Больной, который до этого лежал тихо, если не считать хрипов, вырывавшихся у него из груди при дыхании, вдруг начал стонать. Все разговоры разом оборвались. Знахарь, с белым кружком, нарисованным мелом вокруг одного глаза, и с большим амулетом, обернутым в кожу, на левом запястье, встал и вышел наружу. Его кремневое ружье лежало поперек порога прикладом на земле и стволом внутрь хижины. Он поднял его и принялся заряжать. Порох хранился в четырехугольной бутылке из-под крепкого напитка белого человека под названием «нджинджи». Зарядив ружье, он ушел за дом и пальнул. Все куры и петухи по соседству тотчас же переполошились, словно увидели дикого зверя.
Когда знахарь вернулся в хижину, больной был даже более беспокоен, бормотал бессмысленные слова.
— Дайте мне его офо, — распорядился знахарь. Брат больного достал короткий деревянный жезл из домашнего святилища, подвешенного на веревках к стропилу. Знахарь, присевший теперь у постели, взял жезл и, раскрыв правую ладонь больного, вложил офо ему в руку.
— Держи крепко! — приказал он Амалу, сжимая его сухие пальцы вокруг жезла. — Схватись за него и говори им «нет»! Слышишь меня? Говори «нет»!
Смысл приказа, как видно, дошел наконец до сознания больного, и его пальцы, как когти, начали медленно сжиматься вокруг жезла.
— Так, так, верно, — воскликнул знахарь, начиная постепенно отнимать свою руку, с тем чтобы оставить офо зажатым в руке Амалу. — Говори им «нет»!

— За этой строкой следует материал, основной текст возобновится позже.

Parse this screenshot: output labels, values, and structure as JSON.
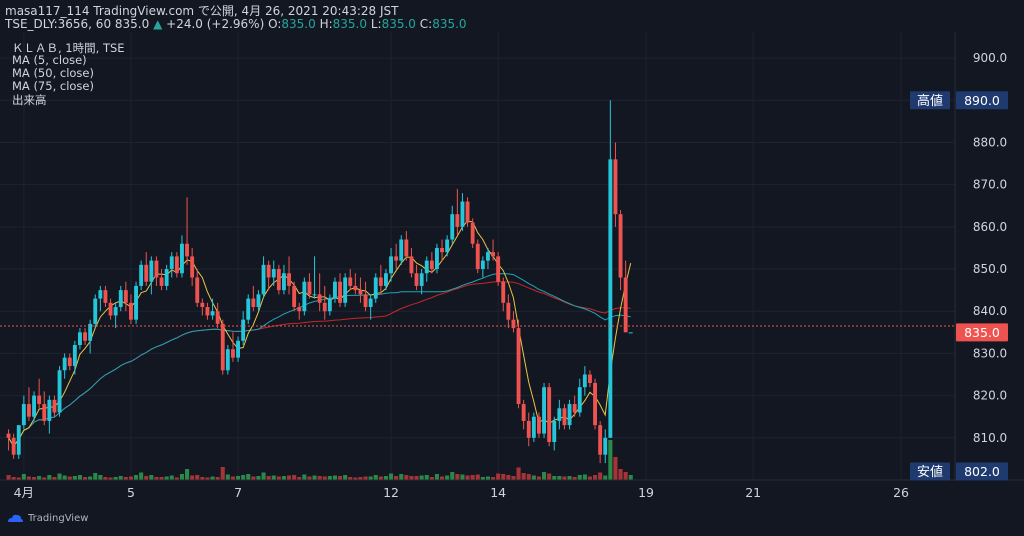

Но как только он окончательно убрал свою руку, пальцы Амалу, дернувшись, разжались, и офо упал на пол. Присутствующие в хижине обменялись друг с другом многозначительными взглядами, не произнеся, однако, ни слова.
Вскоре после этого Эзеулу собрался идти.
— Хорошенько ухаживайте за ним, — сказал он на прощание.
— Добрый тебе путь, — ответили ему.
Когда Обика снова увидел свою невесту, прибывшую с гурьбой женщин ее деревни, он подивился тому, как это ему удалось не притронуться к ней во время ее прошлого многодневного посещения. Он знал, что мало кто из молодых мужчин его возраста проявил бы на его месте сдержанность, предписываемую древним обычаем. Но пусть уж будет так, как велит обычай. Обика даже залюбовался собой в этой новой для него роли ревнителя обычаев. Он считал, что имеет все основания похвалить самого себя, раз уж этого не сделает за него никто другой, — как та ящерица, которая, свалившись с высокого дерева ироко и ухитрившись не переломать себе костей, сказала, что, если даже никто другой не восхитился ее подвигом, она восхищается им сама.